The other day, one of my room mates took it upon herself to clean the metal parts that go beneath the hot coiling parts on the top of the appliance. (Google was not helpful in coming up with the proper name for those.)
I came into the room and instantly sensed that something was wrong. I looked at the oven and saw that the coils were lying in the white center, completely detached. And the metal parts were gone. This room mate of mine is an adult by my classification. She was able to fearlessly take the oven apart and shove parts of it into the dishwasher. (That's TWO MACHINES, people!) I told myself that she knew what she was doing and let it go. But when the dishes were finished, and looking at the parts that belonged attached to the oven, I felt..lost and frightened.
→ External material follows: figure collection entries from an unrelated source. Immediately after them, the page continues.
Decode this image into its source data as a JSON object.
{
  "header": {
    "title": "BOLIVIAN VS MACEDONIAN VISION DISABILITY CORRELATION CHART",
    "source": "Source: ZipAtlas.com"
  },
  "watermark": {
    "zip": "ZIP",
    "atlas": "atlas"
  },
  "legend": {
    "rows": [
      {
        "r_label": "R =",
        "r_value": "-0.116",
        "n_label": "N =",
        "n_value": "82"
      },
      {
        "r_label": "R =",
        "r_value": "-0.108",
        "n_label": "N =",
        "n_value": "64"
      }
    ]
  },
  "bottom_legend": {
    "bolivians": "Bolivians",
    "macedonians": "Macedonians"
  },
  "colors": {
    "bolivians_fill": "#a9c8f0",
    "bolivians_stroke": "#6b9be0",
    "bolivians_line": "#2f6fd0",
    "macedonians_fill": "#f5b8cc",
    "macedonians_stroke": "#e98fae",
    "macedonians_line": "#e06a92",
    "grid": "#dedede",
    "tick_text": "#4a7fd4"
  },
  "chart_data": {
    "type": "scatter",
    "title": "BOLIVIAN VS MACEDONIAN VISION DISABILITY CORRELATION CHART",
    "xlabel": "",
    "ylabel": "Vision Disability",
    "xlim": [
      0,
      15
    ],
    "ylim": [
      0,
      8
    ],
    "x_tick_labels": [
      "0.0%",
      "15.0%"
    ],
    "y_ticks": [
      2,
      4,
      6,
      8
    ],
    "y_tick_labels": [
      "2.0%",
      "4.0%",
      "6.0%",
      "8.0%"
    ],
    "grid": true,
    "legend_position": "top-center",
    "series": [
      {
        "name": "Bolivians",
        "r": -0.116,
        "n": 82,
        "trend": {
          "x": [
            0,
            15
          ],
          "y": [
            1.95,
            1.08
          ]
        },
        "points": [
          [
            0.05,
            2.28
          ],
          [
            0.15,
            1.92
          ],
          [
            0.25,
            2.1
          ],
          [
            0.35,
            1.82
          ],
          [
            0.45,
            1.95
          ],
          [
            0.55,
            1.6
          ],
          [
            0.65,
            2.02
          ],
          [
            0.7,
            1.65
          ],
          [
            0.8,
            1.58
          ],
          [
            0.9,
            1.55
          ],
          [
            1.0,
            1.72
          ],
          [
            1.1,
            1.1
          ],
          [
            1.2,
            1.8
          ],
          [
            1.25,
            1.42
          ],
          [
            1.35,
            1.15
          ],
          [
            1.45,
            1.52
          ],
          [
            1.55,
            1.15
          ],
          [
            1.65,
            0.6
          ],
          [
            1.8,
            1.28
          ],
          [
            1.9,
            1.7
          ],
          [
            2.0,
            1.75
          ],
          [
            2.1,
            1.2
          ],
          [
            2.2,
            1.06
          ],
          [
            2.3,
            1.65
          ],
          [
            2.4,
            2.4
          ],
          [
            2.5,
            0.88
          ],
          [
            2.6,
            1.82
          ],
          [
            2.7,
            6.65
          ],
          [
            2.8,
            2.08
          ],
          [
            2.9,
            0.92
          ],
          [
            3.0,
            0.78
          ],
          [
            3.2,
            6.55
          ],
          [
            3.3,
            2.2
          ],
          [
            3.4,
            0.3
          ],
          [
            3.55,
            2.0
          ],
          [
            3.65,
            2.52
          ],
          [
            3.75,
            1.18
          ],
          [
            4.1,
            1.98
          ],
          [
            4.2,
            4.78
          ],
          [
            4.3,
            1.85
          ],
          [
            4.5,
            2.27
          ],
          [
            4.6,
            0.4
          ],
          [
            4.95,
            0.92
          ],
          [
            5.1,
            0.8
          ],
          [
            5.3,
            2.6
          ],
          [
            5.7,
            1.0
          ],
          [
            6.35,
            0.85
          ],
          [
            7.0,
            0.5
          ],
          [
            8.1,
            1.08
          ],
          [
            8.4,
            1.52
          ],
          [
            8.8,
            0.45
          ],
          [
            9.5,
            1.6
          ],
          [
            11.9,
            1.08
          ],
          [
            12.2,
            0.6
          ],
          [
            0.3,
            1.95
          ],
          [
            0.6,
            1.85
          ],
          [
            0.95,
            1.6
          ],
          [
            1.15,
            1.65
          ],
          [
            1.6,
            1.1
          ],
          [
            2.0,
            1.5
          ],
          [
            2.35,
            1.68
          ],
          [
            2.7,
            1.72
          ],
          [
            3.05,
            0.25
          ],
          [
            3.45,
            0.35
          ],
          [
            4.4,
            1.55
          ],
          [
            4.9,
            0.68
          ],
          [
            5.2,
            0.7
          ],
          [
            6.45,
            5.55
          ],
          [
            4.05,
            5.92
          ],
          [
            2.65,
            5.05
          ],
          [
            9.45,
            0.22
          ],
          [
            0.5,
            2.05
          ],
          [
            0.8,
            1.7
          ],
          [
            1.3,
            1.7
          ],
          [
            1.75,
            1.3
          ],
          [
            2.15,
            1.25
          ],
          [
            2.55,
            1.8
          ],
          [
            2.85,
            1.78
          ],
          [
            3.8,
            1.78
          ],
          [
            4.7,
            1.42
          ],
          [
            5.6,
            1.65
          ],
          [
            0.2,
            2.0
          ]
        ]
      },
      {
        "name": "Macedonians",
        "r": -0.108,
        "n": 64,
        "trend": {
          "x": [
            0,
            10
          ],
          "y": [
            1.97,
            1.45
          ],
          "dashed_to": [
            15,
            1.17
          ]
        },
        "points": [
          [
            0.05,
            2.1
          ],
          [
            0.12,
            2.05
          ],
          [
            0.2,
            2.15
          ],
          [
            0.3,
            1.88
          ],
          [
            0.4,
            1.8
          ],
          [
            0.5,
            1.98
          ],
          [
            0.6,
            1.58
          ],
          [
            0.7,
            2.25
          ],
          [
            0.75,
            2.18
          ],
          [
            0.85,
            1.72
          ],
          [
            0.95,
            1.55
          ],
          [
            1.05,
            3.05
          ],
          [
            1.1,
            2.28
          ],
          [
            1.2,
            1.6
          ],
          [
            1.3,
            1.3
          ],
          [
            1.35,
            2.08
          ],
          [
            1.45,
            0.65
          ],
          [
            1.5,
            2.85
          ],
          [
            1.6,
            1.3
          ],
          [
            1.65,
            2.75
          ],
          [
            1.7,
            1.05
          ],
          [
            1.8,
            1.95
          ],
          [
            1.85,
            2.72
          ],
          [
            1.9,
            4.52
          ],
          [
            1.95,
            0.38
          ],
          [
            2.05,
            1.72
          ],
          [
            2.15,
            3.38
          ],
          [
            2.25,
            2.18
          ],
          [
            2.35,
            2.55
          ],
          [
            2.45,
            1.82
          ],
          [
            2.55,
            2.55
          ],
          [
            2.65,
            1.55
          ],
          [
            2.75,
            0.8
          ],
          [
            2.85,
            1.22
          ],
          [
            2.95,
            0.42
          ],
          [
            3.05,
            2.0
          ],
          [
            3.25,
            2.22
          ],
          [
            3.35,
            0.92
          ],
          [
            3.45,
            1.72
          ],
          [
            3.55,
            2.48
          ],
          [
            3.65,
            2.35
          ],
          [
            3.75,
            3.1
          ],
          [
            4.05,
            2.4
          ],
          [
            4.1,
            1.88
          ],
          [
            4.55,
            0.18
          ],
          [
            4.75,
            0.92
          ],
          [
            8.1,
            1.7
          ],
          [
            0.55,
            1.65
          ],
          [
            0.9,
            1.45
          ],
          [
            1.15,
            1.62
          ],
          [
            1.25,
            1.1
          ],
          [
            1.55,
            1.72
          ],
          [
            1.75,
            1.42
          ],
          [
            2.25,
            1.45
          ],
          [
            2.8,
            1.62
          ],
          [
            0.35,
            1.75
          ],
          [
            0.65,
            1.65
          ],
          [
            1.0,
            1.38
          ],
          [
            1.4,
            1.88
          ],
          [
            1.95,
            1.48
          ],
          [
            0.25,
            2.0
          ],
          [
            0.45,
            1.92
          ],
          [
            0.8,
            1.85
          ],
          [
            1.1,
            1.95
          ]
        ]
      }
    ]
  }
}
The assembly seemed as simple as putting the metal plate down into its place, then fixing the coils so they connected to all the parts beneath the metal - so that the heat would travel along the coils properly. In my mind, this seemed as difficult as I imagine building a superconductor would be. (The idea of building something that could make magnets levitate seems like fucking wizardry to me.) I imagined myself struggling to connect coil A to metal part B, causing them to bang and scrape together repeatedly until they sparked a fire as if I were lighting a Bunsen burner. Needless to say I left the parts unassembled until someone else not only decided to do it, but also used the attached pieces to cook something. (Just to make sure it was safe before I tried it myself. I don't foresee much personal accomplishment in the firefighting field.)
Because of the personal idiosyncrasies this post details, I think that my 'marriage pool' is quite limited. It's more like my marriage puddle.
My Ideal Husband:
- Manages to make me laugh pretty much all the damn time.
- Is well read.
- Can kill bugs with a sort of manly ferocity that'd almost be hot if it didn't involve bugs.
- Is good at math and loves doing all math related things so that I never have to fail at them.
- Will let me correct his grammar and spelling without wanting to tear my head off.
- Will play video games with me. Or just watch me play them.
- Doesn't mind having to clean up after me if he wants the house to be clean.
- Is pretty much my best friend but also someone that I can have sex with.
- Isn't too..gooey. None of that PDA stuff.
- Can cook so that I never have to risk burning the house down.
- Will watch horror movies with me.
- Will watch foreign movies with me.
- Will watch foreign horror movies with me.
- Is capable of watching many seasons of a show, one episode after the other, all the way through without a pause.
- Doesn't mind having boisterous, uncensored, inappropriate conversations.
- Doesn't mind being woken up at all hours of the night by my not-yet-close-to-sleep self, most likely wanting to be taken to get a smoothie. No, a bubble tea.
- Will get me an Amazon gift card if he can't think of a present to get me.
- Won't think it's perhaps a sign of schizophrenia that I speak to inanimate objects. No. He'll think it's cute. He'll like me MORE because of it. I realize I'm asking a lot of this guy. That's why he's nonexistent.
- Won't give a shit about what a wedding looks like because I sure don't. We could just not get married, I don't care. That makes the potential break up messier and record scarring.
- Will help me have a makeshift funeral for the lobster I ordered right there at the dinner table because I didn't realize the face would make me want to cry. (RIP Fast Eddie the underwater car salesman.)
- Will eat at Olive Garden with me every night during a vacation to NYC. (If only I was a lesbian, Sameera. If only.)
- Is semi-buff, Korean, and can sing and dance. [Okay, so I'm pressing my luck. But I don't care, I'm leaving it in. I'll just..put it in italics to signify that it's not necessary.]
- Loves animals. (Like, pets. I'm a dog person.)
- Above all, lets me be me. I don't need to be tied down and made to focus only on him and the relationship. I have my own life and he should have his.
It's a good thing that, unlike most women, I'm not focused on finding someone to marry. I mean, God, in places that list just got unbelievably, unrealistically specific. Good luck, possible future men.